Спросили молодого самурая, стоявшего на карауле перед Синъиндо. Он доложил, что мальчика нигде нет. Мусаси нахмурился.

– Я, кажется, знаю, в чем дело. Не возражаете, если я пойду с вами? – обратился он к Кидзаэмону.

– Пожалуйста.

Метрах в трехстах от додзё уже собралась толпа. Горело несколько факелов. Кроме Мураты, Дэбути и Кимуры, там были пешие солдаты и стражники. Все говорили и кричали в один голос.

Мусаси посмотрел через чье-то плечо, и его сердце упало. Как он и ожидал, в центре черного кольца из людей был Дзётаро, измазанный кровью и пылью, похожий на дьяволенка, с деревянным мечом в руке. Стиснув зубы, мальчишка тяжело дышал. Рядом лежала собака с оскаленной пастью и безжизненно вытянутыми ногами. В застывших глазах отражались огни факелов. Из пасти стекала кровь.

– Это собака хозяина, – с грустью заметил кто-то. Какой-то самурай подошел к Дзётаро и заорал:

– Ты что наделал, ублюдок?! Ты убил?

Самурай размахнулся, чтобы дать Дзётаро оплеуху, но мальчишка увернулся.

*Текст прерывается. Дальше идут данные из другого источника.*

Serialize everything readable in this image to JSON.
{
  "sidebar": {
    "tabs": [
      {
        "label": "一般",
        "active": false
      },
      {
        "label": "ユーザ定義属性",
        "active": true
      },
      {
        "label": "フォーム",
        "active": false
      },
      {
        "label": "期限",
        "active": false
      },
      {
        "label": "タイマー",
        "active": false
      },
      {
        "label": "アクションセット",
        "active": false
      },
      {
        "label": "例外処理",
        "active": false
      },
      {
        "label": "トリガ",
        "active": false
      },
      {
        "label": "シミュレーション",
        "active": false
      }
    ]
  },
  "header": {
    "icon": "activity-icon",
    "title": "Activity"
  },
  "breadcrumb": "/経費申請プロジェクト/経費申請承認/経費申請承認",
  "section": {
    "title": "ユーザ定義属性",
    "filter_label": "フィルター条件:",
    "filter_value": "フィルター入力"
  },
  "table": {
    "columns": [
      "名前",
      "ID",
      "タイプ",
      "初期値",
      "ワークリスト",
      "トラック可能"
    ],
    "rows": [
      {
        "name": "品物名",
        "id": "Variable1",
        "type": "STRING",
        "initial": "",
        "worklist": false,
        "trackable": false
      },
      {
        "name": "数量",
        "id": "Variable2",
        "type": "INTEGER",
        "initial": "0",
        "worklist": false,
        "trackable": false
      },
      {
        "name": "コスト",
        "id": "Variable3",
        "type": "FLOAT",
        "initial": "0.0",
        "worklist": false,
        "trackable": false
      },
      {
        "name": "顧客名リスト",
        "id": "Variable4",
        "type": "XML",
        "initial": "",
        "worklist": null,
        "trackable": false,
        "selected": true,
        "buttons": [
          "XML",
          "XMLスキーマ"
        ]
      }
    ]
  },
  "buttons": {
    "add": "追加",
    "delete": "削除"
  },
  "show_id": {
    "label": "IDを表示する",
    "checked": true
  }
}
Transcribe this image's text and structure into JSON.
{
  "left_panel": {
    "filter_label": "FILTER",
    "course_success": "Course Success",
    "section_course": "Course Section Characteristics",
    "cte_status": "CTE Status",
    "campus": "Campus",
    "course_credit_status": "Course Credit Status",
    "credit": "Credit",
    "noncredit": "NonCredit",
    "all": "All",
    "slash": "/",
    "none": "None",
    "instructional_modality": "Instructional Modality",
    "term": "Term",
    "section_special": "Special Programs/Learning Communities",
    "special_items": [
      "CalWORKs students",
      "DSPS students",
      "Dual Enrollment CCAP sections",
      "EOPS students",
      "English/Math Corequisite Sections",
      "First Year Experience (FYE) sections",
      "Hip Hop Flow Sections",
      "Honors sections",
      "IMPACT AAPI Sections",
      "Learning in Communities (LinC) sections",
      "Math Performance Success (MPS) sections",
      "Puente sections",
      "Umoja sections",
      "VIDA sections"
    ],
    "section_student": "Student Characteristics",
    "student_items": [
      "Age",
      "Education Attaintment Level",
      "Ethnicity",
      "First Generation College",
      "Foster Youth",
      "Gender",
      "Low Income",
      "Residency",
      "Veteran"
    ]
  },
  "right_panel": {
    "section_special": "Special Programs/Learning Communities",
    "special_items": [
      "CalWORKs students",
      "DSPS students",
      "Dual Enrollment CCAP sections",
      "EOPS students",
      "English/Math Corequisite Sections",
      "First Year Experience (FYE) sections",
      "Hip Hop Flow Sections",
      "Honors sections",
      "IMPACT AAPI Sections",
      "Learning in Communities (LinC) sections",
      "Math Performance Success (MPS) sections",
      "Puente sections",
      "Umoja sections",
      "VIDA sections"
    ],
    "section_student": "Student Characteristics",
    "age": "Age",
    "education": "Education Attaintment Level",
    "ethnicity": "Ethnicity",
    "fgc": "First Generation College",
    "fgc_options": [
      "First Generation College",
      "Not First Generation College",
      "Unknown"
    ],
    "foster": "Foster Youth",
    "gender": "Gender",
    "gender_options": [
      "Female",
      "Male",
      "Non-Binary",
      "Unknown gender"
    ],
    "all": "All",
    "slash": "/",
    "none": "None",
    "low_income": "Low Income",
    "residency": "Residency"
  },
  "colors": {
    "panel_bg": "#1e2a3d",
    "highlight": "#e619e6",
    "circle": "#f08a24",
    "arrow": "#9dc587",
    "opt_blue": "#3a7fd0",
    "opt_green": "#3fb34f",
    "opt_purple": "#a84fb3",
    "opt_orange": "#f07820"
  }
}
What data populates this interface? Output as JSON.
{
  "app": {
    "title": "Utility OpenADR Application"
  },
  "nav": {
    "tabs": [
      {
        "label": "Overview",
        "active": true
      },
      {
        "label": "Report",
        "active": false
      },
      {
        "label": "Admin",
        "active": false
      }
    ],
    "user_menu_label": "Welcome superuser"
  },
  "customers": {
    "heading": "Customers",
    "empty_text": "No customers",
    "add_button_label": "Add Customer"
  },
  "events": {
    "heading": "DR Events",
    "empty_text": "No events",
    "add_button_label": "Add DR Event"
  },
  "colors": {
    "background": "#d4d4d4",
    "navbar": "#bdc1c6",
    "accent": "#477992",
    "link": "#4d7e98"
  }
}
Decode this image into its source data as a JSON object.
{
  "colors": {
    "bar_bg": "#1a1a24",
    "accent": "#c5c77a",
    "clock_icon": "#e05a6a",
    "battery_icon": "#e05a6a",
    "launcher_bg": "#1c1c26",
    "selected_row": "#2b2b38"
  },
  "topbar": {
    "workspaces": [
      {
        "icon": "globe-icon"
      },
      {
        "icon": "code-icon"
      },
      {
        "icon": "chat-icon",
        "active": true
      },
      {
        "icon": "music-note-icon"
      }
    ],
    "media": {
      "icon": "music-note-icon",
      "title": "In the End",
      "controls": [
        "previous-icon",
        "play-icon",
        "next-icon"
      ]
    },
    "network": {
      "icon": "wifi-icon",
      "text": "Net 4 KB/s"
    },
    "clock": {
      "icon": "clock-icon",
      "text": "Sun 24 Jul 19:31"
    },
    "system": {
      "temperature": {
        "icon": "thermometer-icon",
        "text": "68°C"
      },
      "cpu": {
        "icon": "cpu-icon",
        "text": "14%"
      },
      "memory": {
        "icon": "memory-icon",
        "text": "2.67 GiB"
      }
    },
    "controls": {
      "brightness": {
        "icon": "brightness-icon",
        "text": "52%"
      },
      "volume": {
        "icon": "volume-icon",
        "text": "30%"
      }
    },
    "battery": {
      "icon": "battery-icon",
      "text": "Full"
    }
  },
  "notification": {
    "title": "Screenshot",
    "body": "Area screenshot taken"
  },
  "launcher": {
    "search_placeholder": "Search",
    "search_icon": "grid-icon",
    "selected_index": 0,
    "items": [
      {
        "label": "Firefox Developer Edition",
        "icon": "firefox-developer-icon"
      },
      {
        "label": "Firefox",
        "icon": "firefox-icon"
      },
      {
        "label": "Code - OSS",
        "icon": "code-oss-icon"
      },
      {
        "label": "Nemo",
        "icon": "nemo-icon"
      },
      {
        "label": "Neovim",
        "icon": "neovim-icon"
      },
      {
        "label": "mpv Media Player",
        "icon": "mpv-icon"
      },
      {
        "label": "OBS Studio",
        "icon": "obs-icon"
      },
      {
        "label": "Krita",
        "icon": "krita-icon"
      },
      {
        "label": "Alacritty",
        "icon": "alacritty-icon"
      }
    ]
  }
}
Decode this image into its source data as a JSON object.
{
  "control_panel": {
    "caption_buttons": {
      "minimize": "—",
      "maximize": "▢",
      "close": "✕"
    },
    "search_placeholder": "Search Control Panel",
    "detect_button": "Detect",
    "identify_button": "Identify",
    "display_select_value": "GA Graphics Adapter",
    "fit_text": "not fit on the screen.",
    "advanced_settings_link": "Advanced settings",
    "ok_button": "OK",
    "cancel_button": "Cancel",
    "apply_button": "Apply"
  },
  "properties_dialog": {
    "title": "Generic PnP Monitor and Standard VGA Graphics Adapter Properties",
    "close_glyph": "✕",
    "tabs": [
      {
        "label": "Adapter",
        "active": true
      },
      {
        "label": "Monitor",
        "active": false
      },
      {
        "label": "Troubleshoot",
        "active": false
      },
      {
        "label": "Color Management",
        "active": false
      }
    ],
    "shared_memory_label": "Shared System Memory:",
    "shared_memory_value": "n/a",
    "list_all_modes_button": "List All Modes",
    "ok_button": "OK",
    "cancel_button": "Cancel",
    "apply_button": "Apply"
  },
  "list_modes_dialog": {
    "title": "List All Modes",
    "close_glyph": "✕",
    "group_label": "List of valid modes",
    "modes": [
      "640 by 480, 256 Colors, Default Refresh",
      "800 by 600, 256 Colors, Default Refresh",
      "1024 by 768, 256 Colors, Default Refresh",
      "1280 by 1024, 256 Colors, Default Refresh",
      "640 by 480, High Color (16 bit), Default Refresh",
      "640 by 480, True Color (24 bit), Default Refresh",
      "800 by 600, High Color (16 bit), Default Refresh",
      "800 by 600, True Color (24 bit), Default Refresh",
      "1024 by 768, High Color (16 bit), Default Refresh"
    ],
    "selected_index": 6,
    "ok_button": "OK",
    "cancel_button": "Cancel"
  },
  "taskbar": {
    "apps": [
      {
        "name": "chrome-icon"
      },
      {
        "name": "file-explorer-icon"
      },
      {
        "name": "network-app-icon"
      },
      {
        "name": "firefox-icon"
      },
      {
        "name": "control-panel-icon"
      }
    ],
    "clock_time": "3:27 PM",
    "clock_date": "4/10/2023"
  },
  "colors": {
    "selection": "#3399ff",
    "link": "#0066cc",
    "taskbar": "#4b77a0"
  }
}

– Да, я убил! – закричал он, выпрямившись.

– Признаешься?

– Да, но у меня были причины.

– Ха!

– Я мстил.

– Что?!

По толпе пронесся ропот удивления и негодования. Таро был любимцем Мунэнори, владельца Тадзимы. Породистого пса произвела на свет Райко, любимая сука Ёринори, князя Кисю. Ёринори подарил щенка Мунэнори, который вырастил его. Убийство пса неизбежно повлечет за собой серьезное дознание, поэтому судьба двух самураев, получавших жалованье за уход за собакой, была под угрозой. Подошедший к Дзётаро самурай был одним из псарей.